Ci siamo quasi. Si avvicina il rompete le righe e la parola passerà “ufficialmente” al mercato. Quest’anno, prima degli interpreti sul terreno di gioco, quelli in panchina. Ci sarà movimento, soprattutto in cima alla classifica. Ne parla Ciccio Marolda sulle pagine de Il Corriere dello Sport:
Una stranezza rispetto alle ultime stagioni. Stavolta, infatti, delle prime sei del campionato quattro cambieranno certamente allenatore, una (l’Atalanta) ancora non si sa e la sesta, invece, si terrà stretto quello che già ha. La sesta, ovvio, è il Napoli affidato ad Ancelotti per un’esperienza da poco cominciata. Sarà un vantaggio per gli azzurri? Beh, la continuità della panchina ha un suo valore, su questo non v’è dubbio, ma, con tutto il rispetto per i signori allenatori, in campo non ci vanno loro. In campo, salvo casi rari e quasi mai vincenti, la differenza la fanno per l’ottanta per cento e passa i giocatori e solo per il resto la tattica, l’addestramento, l’innovazione quando raramente c’è. Cosicché anche quel leggero vantaggio assicurato della continuità s’annacqua facilmente se tutto il resto non regge alla concorrenza. Riferito al Napoli questo che vuol dire? Vuole dire che, chiusa una stagione con le idee chiare su quanto c’è da fare, ora la parola passa a chi ha la responsabilità delle nuove scelte e a chi deve mettere mano al portafoglio. Questione di mercato, insomma. E’ qui che le distanze tra una squadra e l’altra s’accorciano o s’allungano. Con una differenza non di poco conto, si capisce. E cioè: chi può spendere denari in quantità – un nome a caso: la Juventus – ha da proporre mille tentazioni; chi, invece – un altro nome non a caso: il Napoli -, deve e vuole stare attento ai conti deve essere bravo nelle scelte e tempestivo e pure fortunato. E se occorre anche un poco gufo, sperando in qualche guaio dei competitori. Ma senza esagerare. Poca roba. Quanto basta per non sporcare la propria coscienza di sportivi.

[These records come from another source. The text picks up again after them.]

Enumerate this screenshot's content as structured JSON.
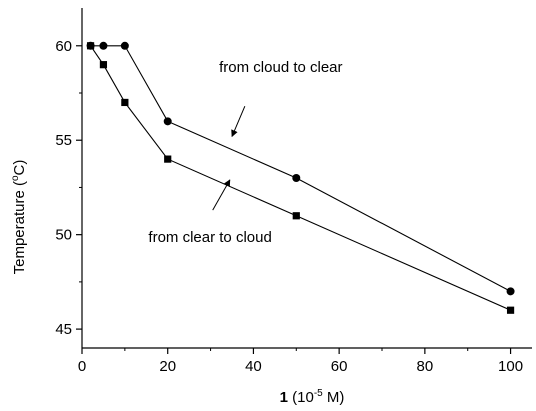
{
  "chart_data": {
    "type": "line",
    "title": "",
    "xlabel": {
      "bold_part": "1",
      "rest_prefix": " (10",
      "superscript": "-5",
      "rest_suffix": " M)"
    },
    "ylabel": {
      "prefix": "Temperature (",
      "superscript": "o",
      "suffix": "C)"
    },
    "xlim": [
      0,
      105
    ],
    "ylim": [
      44,
      62
    ],
    "x_ticks": [
      0,
      20,
      40,
      60,
      80,
      100
    ],
    "x_tick_labels": [
      "0",
      "20",
      "40",
      "60",
      "80",
      "100"
    ],
    "y_ticks": [
      45,
      50,
      55,
      60
    ],
    "y_tick_labels": [
      "45",
      "50",
      "55",
      "60"
    ],
    "grid": false,
    "legend": "none",
    "series": [
      {
        "marker": "circle",
        "color": "#000000",
        "points": [
          {
            "x": 2,
            "y": 60
          },
          {
            "x": 5,
            "y": 60
          },
          {
            "x": 10,
            "y": 60
          },
          {
            "x": 20,
            "y": 56
          },
          {
            "x": 50,
            "y": 53
          },
          {
            "x": 100,
            "y": 47
          }
        ]
      },
      {
        "marker": "square",
        "color": "#000000",
        "points": [
          {
            "x": 2,
            "y": 60
          },
          {
            "x": 5,
            "y": 59
          },
          {
            "x": 10,
            "y": 57
          },
          {
            "x": 20,
            "y": 54
          },
          {
            "x": 50,
            "y": 51
          },
          {
            "x": 100,
            "y": 46
          }
        ]
      }
    ],
    "annotations": [
      {
        "text": "from cloud to clear",
        "text_anchor": {
          "x": 32,
          "y": 58.6
        },
        "arrow_from": {
          "x": 38,
          "y": 56.8
        },
        "arrow_to": {
          "x": 35,
          "y": 55.2
        }
      },
      {
        "text": "from clear to cloud",
        "text_anchor": {
          "x": 15.5,
          "y": 49.6
        },
        "arrow_from": {
          "x": 30.5,
          "y": 51.3
        },
        "arrow_to": {
          "x": 34.5,
          "y": 52.9
        }
      }
    ]
  }
}
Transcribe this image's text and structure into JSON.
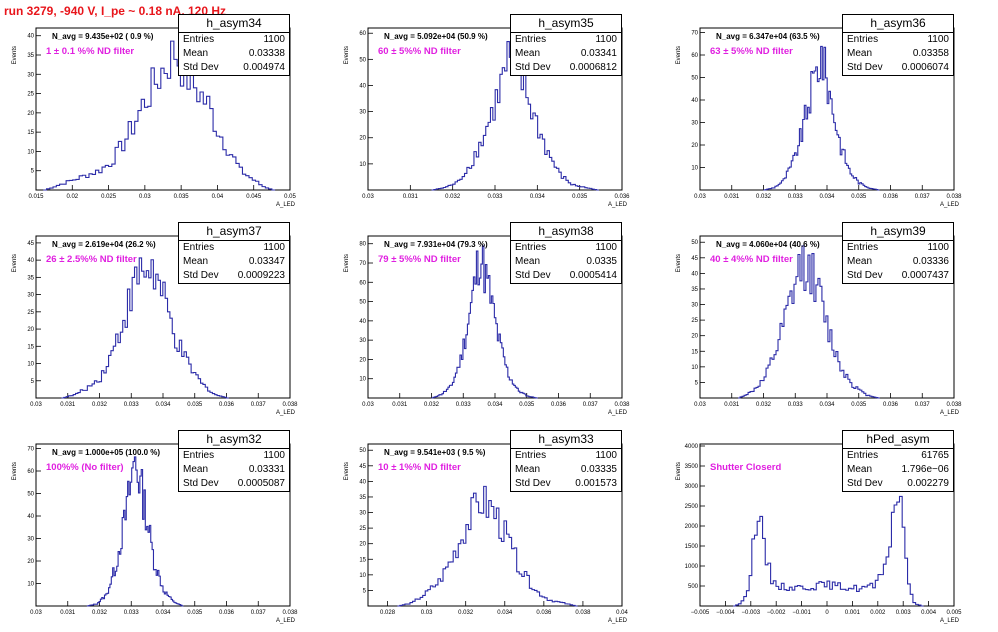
{
  "run_title": "run 3279,  -940 V, I_pe ~ 0.18 nA, 120 Hz",
  "colors": {
    "hist_line": "#2b2ba8",
    "run_title": "#e8151b",
    "filter_label": "#e020e0"
  },
  "chart_data": [
    {
      "type": "bar",
      "name": "h_asym34",
      "navg": "N_avg = 9.435e+02 ( 0.9 %)",
      "filter": "1 ± 0.1 %% ND filter",
      "stats": {
        "entries": "1100",
        "mean": "0.03338",
        "std": "0.004974"
      },
      "xlim": [
        0.015,
        0.05
      ],
      "xticks": [
        "0.015",
        "0.02",
        "0.025",
        "0.03",
        "0.035",
        "0.04",
        "0.045",
        "0.05"
      ],
      "ylim": [
        0,
        42
      ],
      "yticks": [
        "5",
        "10",
        "15",
        "20",
        "25",
        "30",
        "35",
        "40"
      ],
      "xlabel": "A_LED",
      "ylabel": "Events",
      "bins": [
        [
          0.016,
          0,
          0
        ],
        [
          0.0175,
          0.5,
          1
        ],
        [
          0.019,
          0.52,
          2
        ],
        [
          0.0205,
          0.54,
          3
        ],
        [
          0.022,
          0.56,
          4
        ],
        [
          0.0235,
          0.58,
          5
        ],
        [
          0.025,
          0.6,
          7
        ],
        [
          0.0265,
          0.62,
          11
        ],
        [
          0.028,
          0.64,
          16
        ],
        [
          0.0295,
          0.66,
          22
        ],
        [
          0.031,
          0.68,
          27
        ],
        [
          0.0325,
          0.7,
          32
        ],
        [
          0.034,
          0.72,
          36
        ],
        [
          0.0355,
          0.74,
          30
        ],
        [
          0.037,
          0.76,
          26
        ],
        [
          0.0385,
          0.78,
          22
        ],
        [
          0.04,
          0.8,
          15
        ],
        [
          0.0415,
          0.82,
          10
        ],
        [
          0.043,
          0.84,
          5
        ],
        [
          0.0445,
          0.86,
          3
        ],
        [
          0.046,
          0.88,
          1
        ],
        [
          0.0475,
          0.9,
          0
        ]
      ]
    },
    {
      "type": "bar",
      "name": "h_asym35",
      "navg": "N_avg = 5.092e+04 (50.9 %)",
      "filter": "60 ± 5%% ND filter",
      "stats": {
        "entries": "1100",
        "mean": "0.03341",
        "std": "0.0006812"
      },
      "xlim": [
        0.03,
        0.036
      ],
      "xticks": [
        "0.03",
        "0.031",
        "0.032",
        "0.033",
        "0.034",
        "0.035",
        "0.036"
      ],
      "ylim": [
        0,
        62
      ],
      "yticks": [
        "10",
        "20",
        "30",
        "40",
        "50",
        "60"
      ],
      "xlabel": "A_LED",
      "ylabel": "Events",
      "bins": [
        [
          0.0315,
          0,
          0
        ],
        [
          0.0318,
          0.5,
          1
        ],
        [
          0.0321,
          0.52,
          3
        ],
        [
          0.0324,
          0.54,
          10
        ],
        [
          0.0327,
          0.56,
          20
        ],
        [
          0.033,
          0.58,
          34
        ],
        [
          0.0333,
          0.6,
          50
        ],
        [
          0.0336,
          0.62,
          42
        ],
        [
          0.0339,
          0.64,
          28
        ],
        [
          0.0342,
          0.66,
          15
        ],
        [
          0.0345,
          0.68,
          6
        ],
        [
          0.0348,
          0.7,
          2
        ],
        [
          0.0351,
          0.72,
          1
        ],
        [
          0.0354,
          0.74,
          0
        ]
      ]
    },
    {
      "type": "bar",
      "name": "h_asym36",
      "navg": "N_avg = 6.347e+04 (63.5 %)",
      "filter": "63 ± 5%% ND filter",
      "stats": {
        "entries": "1100",
        "mean": "0.03358",
        "std": "0.0006074"
      },
      "xlim": [
        0.03,
        0.038
      ],
      "xticks": [
        "0.03",
        "0.031",
        "0.032",
        "0.033",
        "0.034",
        "0.035",
        "0.036",
        "0.037",
        "0.038"
      ],
      "ylim": [
        0,
        72
      ],
      "yticks": [
        "10",
        "20",
        "30",
        "40",
        "50",
        "60",
        "70"
      ],
      "xlabel": "A_LED",
      "ylabel": "Events",
      "bins": [
        [
          0.032,
          0,
          0
        ],
        [
          0.0323,
          0.5,
          1
        ],
        [
          0.0326,
          0.52,
          4
        ],
        [
          0.0329,
          0.54,
          12
        ],
        [
          0.0332,
          0.56,
          26
        ],
        [
          0.0335,
          0.58,
          45
        ],
        [
          0.0338,
          0.6,
          60
        ],
        [
          0.0341,
          0.62,
          40
        ],
        [
          0.0344,
          0.64,
          20
        ],
        [
          0.0347,
          0.66,
          8
        ],
        [
          0.035,
          0.68,
          3
        ],
        [
          0.0353,
          0.7,
          1
        ],
        [
          0.0356,
          0.72,
          0
        ]
      ]
    },
    {
      "type": "bar",
      "name": "h_asym37",
      "navg": "N_avg = 2.619e+04 (26.2 %)",
      "filter": "26 ± 2.5%% ND filter",
      "stats": {
        "entries": "1100",
        "mean": "0.03347",
        "std": "0.0009223"
      },
      "xlim": [
        0.03,
        0.038
      ],
      "xticks": [
        "0.03",
        "0.031",
        "0.032",
        "0.033",
        "0.034",
        "0.035",
        "0.036",
        "0.037",
        "0.038"
      ],
      "ylim": [
        0,
        47
      ],
      "yticks": [
        "5",
        "10",
        "15",
        "20",
        "25",
        "30",
        "35",
        "40",
        "45"
      ],
      "xlabel": "A_LED",
      "ylabel": "Events",
      "bins": [
        [
          0.0308,
          0,
          0
        ],
        [
          0.0312,
          0.5,
          1
        ],
        [
          0.0316,
          0.52,
          3
        ],
        [
          0.032,
          0.54,
          6
        ],
        [
          0.0324,
          0.56,
          14
        ],
        [
          0.0328,
          0.58,
          25
        ],
        [
          0.0332,
          0.6,
          36
        ],
        [
          0.0336,
          0.62,
          38
        ],
        [
          0.034,
          0.64,
          28
        ],
        [
          0.0344,
          0.66,
          16
        ],
        [
          0.0348,
          0.68,
          9
        ],
        [
          0.0352,
          0.7,
          4
        ],
        [
          0.0356,
          0.72,
          1
        ],
        [
          0.036,
          0.74,
          0
        ]
      ]
    },
    {
      "type": "bar",
      "name": "h_asym38",
      "navg": "N_avg = 7.931e+04 (79.3 %)",
      "filter": "79 ± 5%% ND filter",
      "stats": {
        "entries": "1100",
        "mean": "0.0335",
        "std": "0.0005414"
      },
      "xlim": [
        0.03,
        0.038
      ],
      "xticks": [
        "0.03",
        "0.031",
        "0.032",
        "0.033",
        "0.034",
        "0.035",
        "0.036",
        "0.037",
        "0.038"
      ],
      "ylim": [
        0,
        84
      ],
      "yticks": [
        "10",
        "20",
        "30",
        "40",
        "50",
        "60",
        "70",
        "80"
      ],
      "xlabel": "A_LED",
      "ylabel": "Events",
      "bins": [
        [
          0.032,
          0,
          0
        ],
        [
          0.0323,
          0.5,
          2
        ],
        [
          0.0326,
          0.52,
          6
        ],
        [
          0.0329,
          0.54,
          20
        ],
        [
          0.0332,
          0.56,
          45
        ],
        [
          0.0335,
          0.58,
          76
        ],
        [
          0.0338,
          0.6,
          55
        ],
        [
          0.0341,
          0.62,
          30
        ],
        [
          0.0344,
          0.64,
          12
        ],
        [
          0.0347,
          0.66,
          4
        ],
        [
          0.035,
          0.68,
          1
        ],
        [
          0.0353,
          0.7,
          0
        ]
      ]
    },
    {
      "type": "bar",
      "name": "h_asym39",
      "navg": "N_avg = 4.060e+04 (40.6 %)",
      "filter": "40 ± 4%% ND filter",
      "stats": {
        "entries": "1100",
        "mean": "0.03336",
        "std": "0.0007437"
      },
      "xlim": [
        0.03,
        0.038
      ],
      "xticks": [
        "0.03",
        "0.031",
        "0.032",
        "0.033",
        "0.034",
        "0.035",
        "0.036",
        "0.037",
        "0.038"
      ],
      "ylim": [
        0,
        52
      ],
      "yticks": [
        "5",
        "10",
        "15",
        "20",
        "25",
        "30",
        "35",
        "40",
        "45",
        "50"
      ],
      "xlabel": "A_LED",
      "ylabel": "Events",
      "bins": [
        [
          0.0312,
          0,
          0
        ],
        [
          0.0316,
          0.5,
          2
        ],
        [
          0.032,
          0.52,
          6
        ],
        [
          0.0324,
          0.54,
          16
        ],
        [
          0.0328,
          0.56,
          30
        ],
        [
          0.0332,
          0.58,
          44
        ],
        [
          0.0336,
          0.6,
          38
        ],
        [
          0.034,
          0.62,
          22
        ],
        [
          0.0344,
          0.64,
          10
        ],
        [
          0.0348,
          0.66,
          4
        ],
        [
          0.0352,
          0.68,
          1
        ],
        [
          0.0356,
          0.7,
          0
        ]
      ]
    },
    {
      "type": "bar",
      "name": "h_asym32",
      "navg": "N_avg = 1.000e+05 (100.0 %)",
      "filter": "100%% (No filter)",
      "stats": {
        "entries": "1100",
        "mean": "0.03331",
        "std": "0.0005087"
      },
      "xlim": [
        0.03,
        0.038
      ],
      "xticks": [
        "0.03",
        "0.031",
        "0.032",
        "0.033",
        "0.034",
        "0.035",
        "0.036",
        "0.037",
        "0.038"
      ],
      "ylim": [
        0,
        72
      ],
      "yticks": [
        "10",
        "20",
        "30",
        "40",
        "50",
        "60",
        "70"
      ],
      "xlabel": "A_LED",
      "ylabel": "Events",
      "bins": [
        [
          0.0316,
          0,
          0
        ],
        [
          0.0319,
          0.5,
          1
        ],
        [
          0.0322,
          0.52,
          5
        ],
        [
          0.0325,
          0.54,
          18
        ],
        [
          0.0328,
          0.56,
          40
        ],
        [
          0.0331,
          0.58,
          66
        ],
        [
          0.0334,
          0.6,
          45
        ],
        [
          0.0337,
          0.62,
          20
        ],
        [
          0.034,
          0.64,
          7
        ],
        [
          0.0343,
          0.66,
          2
        ],
        [
          0.0346,
          0.68,
          0
        ]
      ]
    },
    {
      "type": "bar",
      "name": "h_asym33",
      "navg": "N_avg = 9.541e+03 ( 9.5 %)",
      "filter": "10 ± 1%% ND filter",
      "stats": {
        "entries": "1100",
        "mean": "0.03335",
        "std": "0.001573"
      },
      "xlim": [
        0.027,
        0.04
      ],
      "xticks": [
        "0.028",
        "0.03",
        "0.032",
        "0.034",
        "0.036",
        "0.038",
        "0.04"
      ],
      "ylim": [
        0,
        52
      ],
      "yticks": [
        "5",
        "10",
        "15",
        "20",
        "25",
        "30",
        "35",
        "40",
        "45",
        "50"
      ],
      "xlabel": "A_LED",
      "ylabel": "Events",
      "bins": [
        [
          0.0285,
          0,
          0
        ],
        [
          0.0292,
          0.5,
          1
        ],
        [
          0.0299,
          0.52,
          4
        ],
        [
          0.0306,
          0.54,
          8
        ],
        [
          0.0313,
          0.56,
          16
        ],
        [
          0.032,
          0.58,
          26
        ],
        [
          0.0327,
          0.6,
          34
        ],
        [
          0.0334,
          0.62,
          30
        ],
        [
          0.0341,
          0.64,
          21
        ],
        [
          0.0348,
          0.66,
          11
        ],
        [
          0.0355,
          0.68,
          5
        ],
        [
          0.0362,
          0.7,
          2
        ],
        [
          0.0369,
          0.72,
          1
        ],
        [
          0.0376,
          0.74,
          0
        ]
      ]
    },
    {
      "type": "bar",
      "name": "hPed_asym",
      "navg": "",
      "filter": "Shutter Closerd",
      "stats": {
        "entries": "61765",
        "mean": "1.796e−06",
        "std": "0.002279"
      },
      "xlim": [
        -0.005,
        0.005
      ],
      "xticks": [
        "−0.005",
        "−0.004",
        "−0.003",
        "−0.002",
        "−0.001",
        "0",
        "0.001",
        "0.002",
        "0.003",
        "0.004",
        "0.005"
      ],
      "ylim": [
        0,
        4050
      ],
      "yticks": [
        "500",
        "1000",
        "1500",
        "2000",
        "2500",
        "3000",
        "3500",
        "4000"
      ],
      "xlabel": "A_LED",
      "ylabel": "Events",
      "bins": [
        [
          -0.0037,
          0,
          0
        ],
        [
          -0.0034,
          0.5,
          80
        ],
        [
          -0.0031,
          0.52,
          600
        ],
        [
          -0.0028,
          0.54,
          2550
        ],
        [
          -0.0025,
          0.56,
          1300
        ],
        [
          -0.0022,
          0.58,
          620
        ],
        [
          -0.0018,
          0.6,
          480
        ],
        [
          -0.0012,
          0.62,
          460
        ],
        [
          -0.0006,
          0.64,
          500
        ],
        [
          0.0,
          0.66,
          530
        ],
        [
          0.0006,
          0.68,
          470
        ],
        [
          0.0012,
          0.7,
          440
        ],
        [
          0.0018,
          0.72,
          500
        ],
        [
          0.0022,
          0.74,
          800
        ],
        [
          0.0025,
          0.76,
          2000
        ],
        [
          0.0028,
          0.78,
          3300
        ],
        [
          0.0031,
          0.8,
          700
        ],
        [
          0.0034,
          0.82,
          60
        ],
        [
          0.0037,
          0.84,
          0
        ]
      ]
    }
  ]
}
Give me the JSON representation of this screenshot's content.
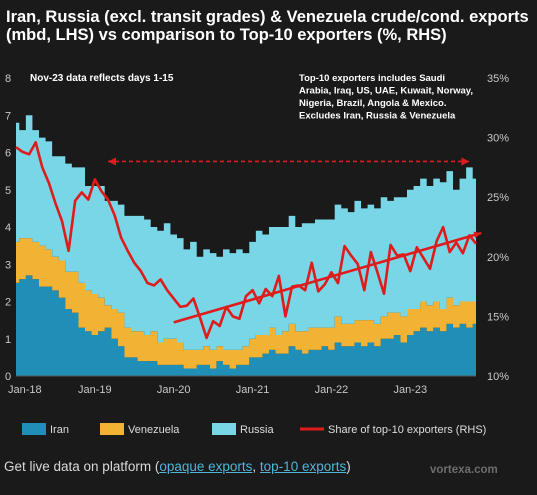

Mercato, allora. E’ qui che “si parrà la nobilitate” di don Carlo e non solo quella sua. No, non nel senso che dovrà chiedere e ottenere chissà quali costosissimi fenomeni che il Napoli non può permettersi e si sa, ma che almeno pretenda un Napoli migliore, più forte di quello visto nella stagione che si chiude, questo sì! Magari spiegandolo alla gente in un percorso di chiarezza non comune al calcio, ma che il Napoli sembra aver inaugurato. Buon segno. Magari anche un primo passo sulla via di una riconciliazione popolare oggi lontana, parecchio complicata eppure necessaria al di là delle ruvide epperò condivisibili parole di De Laurentiis e della insufficiente e quasi imbarazzata replica messa per iscritto dai gruppi organizzati delle curve.